As well as offering hope to families, I believe that Max and Keira’s law will also benefit society by helping to bring people together. The decision that Keira’s parents took was an act of compassion that represents the best of humanity—a lesson in solidarity from which we can all learn. We must be mindful, however, that the new organ donation system will not in itself be a silver- bullet solution. We all still need to play our part. We know that this law will improve the consent rate. The devolved Government in Wales introduced their opt-out system in December 2015. The result was stark: Wales now has the highest consent rate of any UK nation at 77%, up from 58% five years ago.
However, if we are going to make a success of the new system, NHS Blood and Transplant will require additional capacity to deal with an increase in donors. That means that the Government must ensure that our NHS trusts have the resources they need to perform the operations, to support the donors and their families, and to care for the patients after their transplants.
This also includes the medical staff, so they understand the new system and encourage bereaved families to talk, understand and support their loved one’s wishes.

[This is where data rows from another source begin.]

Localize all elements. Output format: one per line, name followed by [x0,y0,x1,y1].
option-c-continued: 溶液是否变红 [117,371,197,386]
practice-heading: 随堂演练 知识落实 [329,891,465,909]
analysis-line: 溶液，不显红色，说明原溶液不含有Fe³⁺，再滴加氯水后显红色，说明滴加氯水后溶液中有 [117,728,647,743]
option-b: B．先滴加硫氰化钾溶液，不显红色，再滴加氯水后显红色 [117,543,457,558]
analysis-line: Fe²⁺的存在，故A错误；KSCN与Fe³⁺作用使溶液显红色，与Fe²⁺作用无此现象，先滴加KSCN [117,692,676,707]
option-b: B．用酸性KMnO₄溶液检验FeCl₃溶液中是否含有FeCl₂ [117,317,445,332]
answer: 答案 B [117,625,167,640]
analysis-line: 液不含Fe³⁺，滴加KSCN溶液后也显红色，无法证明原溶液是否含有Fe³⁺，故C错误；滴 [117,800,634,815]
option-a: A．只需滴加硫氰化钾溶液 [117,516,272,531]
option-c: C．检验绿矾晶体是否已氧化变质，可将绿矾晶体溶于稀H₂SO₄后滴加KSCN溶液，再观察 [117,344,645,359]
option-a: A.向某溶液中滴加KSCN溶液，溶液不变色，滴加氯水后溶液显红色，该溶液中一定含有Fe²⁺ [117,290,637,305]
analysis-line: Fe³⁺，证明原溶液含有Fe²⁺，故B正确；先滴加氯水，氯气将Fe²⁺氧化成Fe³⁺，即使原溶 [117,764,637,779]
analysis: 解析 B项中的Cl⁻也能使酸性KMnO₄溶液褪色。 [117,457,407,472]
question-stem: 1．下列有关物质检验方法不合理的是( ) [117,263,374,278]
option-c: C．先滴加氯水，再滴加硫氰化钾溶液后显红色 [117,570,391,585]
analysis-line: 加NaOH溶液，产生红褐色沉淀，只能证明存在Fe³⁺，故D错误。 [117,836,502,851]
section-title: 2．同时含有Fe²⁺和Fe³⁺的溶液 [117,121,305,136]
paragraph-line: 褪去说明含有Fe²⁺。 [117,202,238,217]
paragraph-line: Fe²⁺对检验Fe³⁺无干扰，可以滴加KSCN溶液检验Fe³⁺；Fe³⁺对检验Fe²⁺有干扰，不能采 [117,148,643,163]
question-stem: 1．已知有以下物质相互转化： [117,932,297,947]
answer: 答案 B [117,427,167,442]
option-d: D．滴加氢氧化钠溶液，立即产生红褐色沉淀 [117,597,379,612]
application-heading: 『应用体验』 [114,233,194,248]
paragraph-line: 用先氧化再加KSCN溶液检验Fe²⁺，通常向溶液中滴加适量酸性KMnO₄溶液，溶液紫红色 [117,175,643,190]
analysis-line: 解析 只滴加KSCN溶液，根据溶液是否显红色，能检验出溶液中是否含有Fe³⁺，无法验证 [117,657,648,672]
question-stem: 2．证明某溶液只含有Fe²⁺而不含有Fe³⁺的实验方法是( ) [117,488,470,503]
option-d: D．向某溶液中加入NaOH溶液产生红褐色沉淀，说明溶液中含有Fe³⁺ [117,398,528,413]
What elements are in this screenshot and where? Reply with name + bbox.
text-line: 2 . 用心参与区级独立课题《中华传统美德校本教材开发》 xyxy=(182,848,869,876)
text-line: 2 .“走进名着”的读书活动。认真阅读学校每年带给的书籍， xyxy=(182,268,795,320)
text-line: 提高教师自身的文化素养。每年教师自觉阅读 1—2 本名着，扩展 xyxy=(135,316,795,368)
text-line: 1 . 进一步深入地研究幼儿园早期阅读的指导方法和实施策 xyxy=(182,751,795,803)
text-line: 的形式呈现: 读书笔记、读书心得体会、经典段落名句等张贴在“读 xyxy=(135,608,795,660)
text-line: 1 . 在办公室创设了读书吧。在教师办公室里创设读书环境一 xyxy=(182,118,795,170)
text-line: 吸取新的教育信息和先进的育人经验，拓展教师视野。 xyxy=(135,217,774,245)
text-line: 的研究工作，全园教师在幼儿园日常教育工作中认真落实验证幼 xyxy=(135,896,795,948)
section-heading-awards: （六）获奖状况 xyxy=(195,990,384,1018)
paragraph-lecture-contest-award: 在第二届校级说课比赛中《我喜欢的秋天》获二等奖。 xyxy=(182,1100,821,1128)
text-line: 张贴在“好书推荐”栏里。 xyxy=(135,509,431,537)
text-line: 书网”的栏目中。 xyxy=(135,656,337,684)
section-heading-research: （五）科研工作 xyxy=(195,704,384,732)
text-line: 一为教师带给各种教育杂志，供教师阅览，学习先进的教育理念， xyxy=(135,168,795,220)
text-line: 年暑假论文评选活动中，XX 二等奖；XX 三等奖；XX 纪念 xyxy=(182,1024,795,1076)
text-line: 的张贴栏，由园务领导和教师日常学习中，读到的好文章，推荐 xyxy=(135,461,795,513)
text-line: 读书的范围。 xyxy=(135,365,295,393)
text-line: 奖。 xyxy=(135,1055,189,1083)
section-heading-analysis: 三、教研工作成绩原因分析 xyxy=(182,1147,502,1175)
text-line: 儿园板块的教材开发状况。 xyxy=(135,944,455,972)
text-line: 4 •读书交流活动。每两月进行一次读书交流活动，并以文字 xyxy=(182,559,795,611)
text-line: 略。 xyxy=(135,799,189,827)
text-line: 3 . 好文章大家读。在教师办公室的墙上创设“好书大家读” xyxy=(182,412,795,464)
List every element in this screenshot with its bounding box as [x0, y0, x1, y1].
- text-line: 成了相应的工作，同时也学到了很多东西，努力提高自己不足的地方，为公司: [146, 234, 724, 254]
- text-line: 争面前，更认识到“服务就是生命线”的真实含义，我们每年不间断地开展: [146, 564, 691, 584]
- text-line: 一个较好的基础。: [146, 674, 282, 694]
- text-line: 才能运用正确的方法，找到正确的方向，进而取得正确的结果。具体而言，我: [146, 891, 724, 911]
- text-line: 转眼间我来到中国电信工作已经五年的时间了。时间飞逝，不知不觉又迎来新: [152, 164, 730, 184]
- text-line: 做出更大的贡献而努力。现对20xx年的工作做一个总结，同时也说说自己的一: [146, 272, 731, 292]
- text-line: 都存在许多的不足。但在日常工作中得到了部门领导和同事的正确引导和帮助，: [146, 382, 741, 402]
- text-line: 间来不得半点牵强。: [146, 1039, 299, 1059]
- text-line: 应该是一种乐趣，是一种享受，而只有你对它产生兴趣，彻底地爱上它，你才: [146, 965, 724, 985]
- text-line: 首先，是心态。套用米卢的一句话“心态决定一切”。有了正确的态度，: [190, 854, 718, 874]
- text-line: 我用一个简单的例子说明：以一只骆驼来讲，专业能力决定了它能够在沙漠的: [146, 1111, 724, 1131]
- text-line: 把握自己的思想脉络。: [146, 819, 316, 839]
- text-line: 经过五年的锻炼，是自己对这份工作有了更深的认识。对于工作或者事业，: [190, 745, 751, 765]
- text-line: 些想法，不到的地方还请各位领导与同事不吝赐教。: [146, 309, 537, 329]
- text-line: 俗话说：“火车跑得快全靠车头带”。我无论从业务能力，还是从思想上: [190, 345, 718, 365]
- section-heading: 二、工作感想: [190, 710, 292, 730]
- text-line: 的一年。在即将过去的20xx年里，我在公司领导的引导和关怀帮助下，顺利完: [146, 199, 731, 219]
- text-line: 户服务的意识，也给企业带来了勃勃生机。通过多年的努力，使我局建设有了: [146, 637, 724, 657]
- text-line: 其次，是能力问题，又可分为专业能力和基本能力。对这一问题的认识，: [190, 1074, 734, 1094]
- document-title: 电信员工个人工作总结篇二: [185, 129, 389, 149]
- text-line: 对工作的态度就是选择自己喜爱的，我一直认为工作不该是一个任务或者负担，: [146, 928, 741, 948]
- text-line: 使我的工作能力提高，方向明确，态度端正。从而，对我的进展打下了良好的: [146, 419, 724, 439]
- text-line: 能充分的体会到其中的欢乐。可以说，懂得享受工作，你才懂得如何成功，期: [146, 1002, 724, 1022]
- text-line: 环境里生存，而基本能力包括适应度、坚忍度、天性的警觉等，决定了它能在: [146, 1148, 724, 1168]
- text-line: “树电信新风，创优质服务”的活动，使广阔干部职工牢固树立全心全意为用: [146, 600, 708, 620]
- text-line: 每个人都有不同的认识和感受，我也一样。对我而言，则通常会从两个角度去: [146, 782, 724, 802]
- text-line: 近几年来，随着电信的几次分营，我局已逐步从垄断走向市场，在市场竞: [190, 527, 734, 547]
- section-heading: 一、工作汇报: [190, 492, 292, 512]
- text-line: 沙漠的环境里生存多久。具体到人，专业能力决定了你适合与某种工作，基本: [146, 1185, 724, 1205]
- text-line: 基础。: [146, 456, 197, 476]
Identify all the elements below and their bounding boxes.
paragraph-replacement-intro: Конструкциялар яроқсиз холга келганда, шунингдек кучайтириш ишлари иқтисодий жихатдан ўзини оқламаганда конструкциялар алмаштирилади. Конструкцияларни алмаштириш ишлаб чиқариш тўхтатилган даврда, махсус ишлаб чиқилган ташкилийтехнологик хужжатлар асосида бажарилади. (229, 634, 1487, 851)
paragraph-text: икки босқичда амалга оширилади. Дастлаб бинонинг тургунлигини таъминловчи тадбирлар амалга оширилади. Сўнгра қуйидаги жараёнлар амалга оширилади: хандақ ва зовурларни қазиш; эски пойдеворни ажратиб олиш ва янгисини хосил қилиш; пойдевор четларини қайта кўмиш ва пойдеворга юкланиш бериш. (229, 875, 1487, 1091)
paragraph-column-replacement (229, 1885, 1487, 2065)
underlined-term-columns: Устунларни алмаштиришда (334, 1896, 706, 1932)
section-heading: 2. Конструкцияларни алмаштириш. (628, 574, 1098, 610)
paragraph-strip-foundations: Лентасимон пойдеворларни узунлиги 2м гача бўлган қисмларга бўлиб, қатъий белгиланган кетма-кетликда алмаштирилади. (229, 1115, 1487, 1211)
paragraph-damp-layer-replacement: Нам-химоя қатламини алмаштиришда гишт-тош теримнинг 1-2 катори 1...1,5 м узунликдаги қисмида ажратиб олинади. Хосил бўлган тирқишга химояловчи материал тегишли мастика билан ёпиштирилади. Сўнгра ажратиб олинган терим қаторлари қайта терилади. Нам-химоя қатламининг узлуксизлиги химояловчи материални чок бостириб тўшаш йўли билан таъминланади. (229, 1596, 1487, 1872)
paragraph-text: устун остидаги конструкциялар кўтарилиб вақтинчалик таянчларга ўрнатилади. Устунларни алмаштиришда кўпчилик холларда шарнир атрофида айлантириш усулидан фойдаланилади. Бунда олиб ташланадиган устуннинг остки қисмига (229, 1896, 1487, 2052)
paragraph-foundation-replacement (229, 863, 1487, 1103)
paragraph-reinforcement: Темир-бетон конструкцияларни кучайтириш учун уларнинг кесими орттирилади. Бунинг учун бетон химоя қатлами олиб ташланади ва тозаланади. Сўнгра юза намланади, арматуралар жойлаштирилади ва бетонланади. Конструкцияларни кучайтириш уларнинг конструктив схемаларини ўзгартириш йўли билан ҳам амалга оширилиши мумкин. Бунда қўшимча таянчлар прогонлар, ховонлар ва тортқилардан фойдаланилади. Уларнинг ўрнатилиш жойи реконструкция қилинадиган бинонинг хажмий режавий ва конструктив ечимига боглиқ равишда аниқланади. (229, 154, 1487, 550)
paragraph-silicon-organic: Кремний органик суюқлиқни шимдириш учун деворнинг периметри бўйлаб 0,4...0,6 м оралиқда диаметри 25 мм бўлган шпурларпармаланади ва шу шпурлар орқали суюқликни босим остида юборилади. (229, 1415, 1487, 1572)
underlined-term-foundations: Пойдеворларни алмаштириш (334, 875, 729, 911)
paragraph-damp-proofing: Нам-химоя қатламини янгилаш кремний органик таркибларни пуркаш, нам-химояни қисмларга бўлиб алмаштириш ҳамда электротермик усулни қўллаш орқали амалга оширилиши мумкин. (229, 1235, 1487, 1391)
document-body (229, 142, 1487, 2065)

The Government must also maintain their support for the public awareness campaign, so that the changes are widely understood and everybody knows that the choice to donate is still yours to make. Donors should know that they will be treated with dignity and respect, and the family of the deceased will still be involved.
I am very aware of the Department of Health and Social Care’s work, including with the National Black, Asian and Minority Ethnic Transplant Alliance and the launch of the community investment scheme, but it is essential that we continue to direct our efforts into BAME communities, which are often most affected. Nearly a third of those on the active transplant list are from black, Asian or ethnic minority backgrounds, and it is members of that community who also wait longer for operations. Improving education and raising awareness is important so that everyone has an equal chance, regardless of their ethnicity, of having a life-saving transplant.
We also all have a responsibility to record our choice on the NHS’s organ donor register and, crucially, to tell our loved ones what our intentions are. The coronavirus has left thousands of families in mourning, shattered our economy and upended our entire way of life. Good news is in short supply, but the implementation of Max and Keira’s law affords us a rare glimmer of hope—the hope that more lives will be saved and the hope that we, too, can act with decency and empathy, even in the worst of times. Thank you to all those who made it happen.